Van Etten E, Branisteanu D D, Overbergh L, Bouillon R, Verstuyf A, Mathieu C
Laboratory of Experimental Medicine and Endocrinology, Catholic University of Leuven, Herestraat 49, Belgium.
Bone. 2003 Apr;32(4):397-404. doi: 10.1016/s8756-3282(03)00030-9.

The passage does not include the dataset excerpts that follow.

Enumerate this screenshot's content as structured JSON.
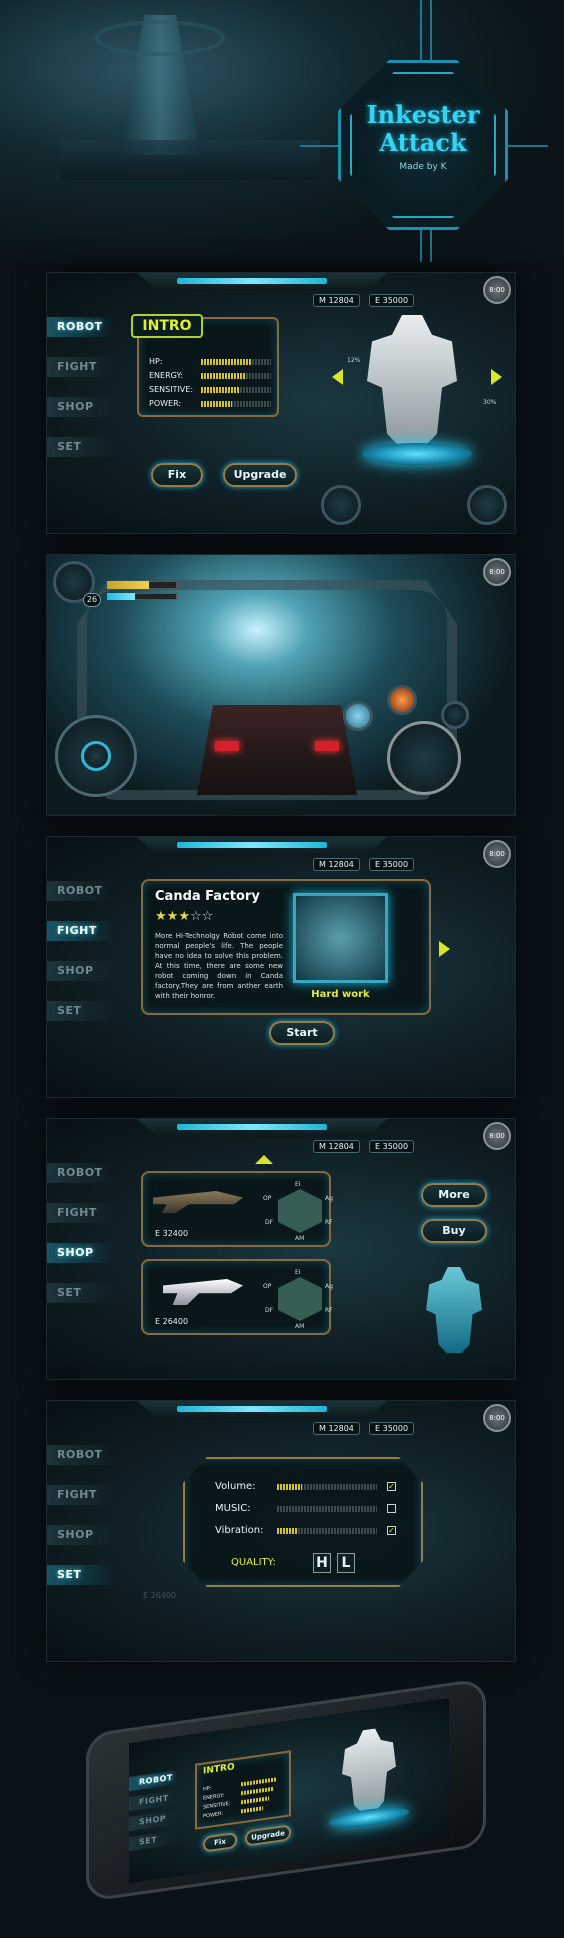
{
  "logo": {
    "title_line1": "Inkester",
    "title_line2": "Attack",
    "subtitle": "Made by K"
  },
  "currency": {
    "m_value": "M  12804",
    "e_value": "E  35000"
  },
  "clock": "8:00",
  "nav": {
    "robot": "ROBOT",
    "fight": "FIGHT",
    "shop": "SHOP",
    "set": "SET"
  },
  "robot_screen": {
    "intro_title": "INTRO",
    "stats": [
      {
        "label": "HP:",
        "level": 0.72
      },
      {
        "label": "ENERGY:",
        "level": 0.65
      },
      {
        "label": "SENSITIVE:",
        "level": 0.55
      },
      {
        "label": "POWER:",
        "level": 0.45
      }
    ],
    "fix_label": "Fix",
    "upgrade_label": "Upgrade",
    "callout_left_pct": "12%",
    "callout_right_pct": "30%"
  },
  "battle_screen": {
    "level_badge": "26",
    "hp_level": 0.6,
    "energy_level": 0.4
  },
  "fight_screen": {
    "mission_title": "Canda  Factory",
    "stars_filled": 3,
    "stars_total": 5,
    "star_filled_glyph": "★",
    "star_empty_glyph": "☆",
    "description": "More Hi-Technolgy Robot come into normal people's life. The people have no idea to solve this problem. At this time, there are some new robot coming down in Canda factory.They are from anther earth with their honror.",
    "difficulty": "Hard work",
    "start_label": "Start"
  },
  "shop_screen": {
    "weapons": [
      {
        "price": "E  32400",
        "stat_labels": [
          "EI",
          "OP",
          "Ag",
          "DF",
          "RF",
          "AM"
        ]
      },
      {
        "price": "E  26400",
        "stat_labels": [
          "EI",
          "OP",
          "Ag",
          "DF",
          "RF",
          "AM"
        ]
      }
    ],
    "more_label": "More",
    "buy_label": "Buy"
  },
  "settings_screen": {
    "volume_label": "Volume:",
    "music_label": "MUSIC:",
    "vibration_label": "Vibration:",
    "volume_checked": "✓",
    "music_checked": "",
    "vibration_checked": "✓",
    "volume_level": 0.25,
    "music_level": 0.0,
    "vibration_level": 0.2,
    "quality_label": "QUALITY:",
    "quality_high": "H",
    "quality_low": "L",
    "bg_price": "E  26400"
  },
  "colors": {
    "accent": "#35d4f3",
    "gold": "#8a6a3a",
    "bar": "#d8c22c"
  }
}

The vitamin D analog TX527 (19-nor-14,20-bis epi-23-yne-1,25(OH)(2)D(3)), decreased disease severity (P < 0.001) and postponed disease onset (P < 0.0001) in SJL mice in which experimental autoimmune encephalomyelitis was induced. Levels of IFN-gamma and IL-2 mRNA were decreased in spinal cord and spleen in the analog-treated mice, suggesting a Th(1)-targeted effect. Adding the bisphosphonate pamidronate did not affect analog-protective efficacy, but completely prevented TX527-caused acceleration of bone turnover and increased total bone mineral content as well as femoral mineral and calcium content (P < 0.01). Less calcemic analogs of 1,25-dihydroxyvitamin D(3), in combination with bone sparing products such as bisphosphonates allow immune modulation in vivo without affecting bone.
维生素D类似物TX527(19-去甲-14,20-双表-23-炔-1,25(OH)₂D₃)可减轻诱导实验性自身免疫性脑脊髓炎的SJL小鼠的疾病严重程度(P < 0.001)并延缓疾病发作(P < 0.0001)。在接受类似物治疗的小鼠的脊髓和脾脏中,IFN-γ和IL-2 mRNA水平降低,提示有针对Th1的效应。添加双膦酸盐帕米膦酸并不影响类似物的保护效果,但能完全防止TX527引起的骨转换加速,并增加骨矿物质总量以及股骨矿物质和钙含量(P < 0.01)。1,25-二羟基维生素D₃的低钙血症类似物与双膦酸盐等保骨产品联合使用,可在不影响骨骼的情况下在体内调节免疫。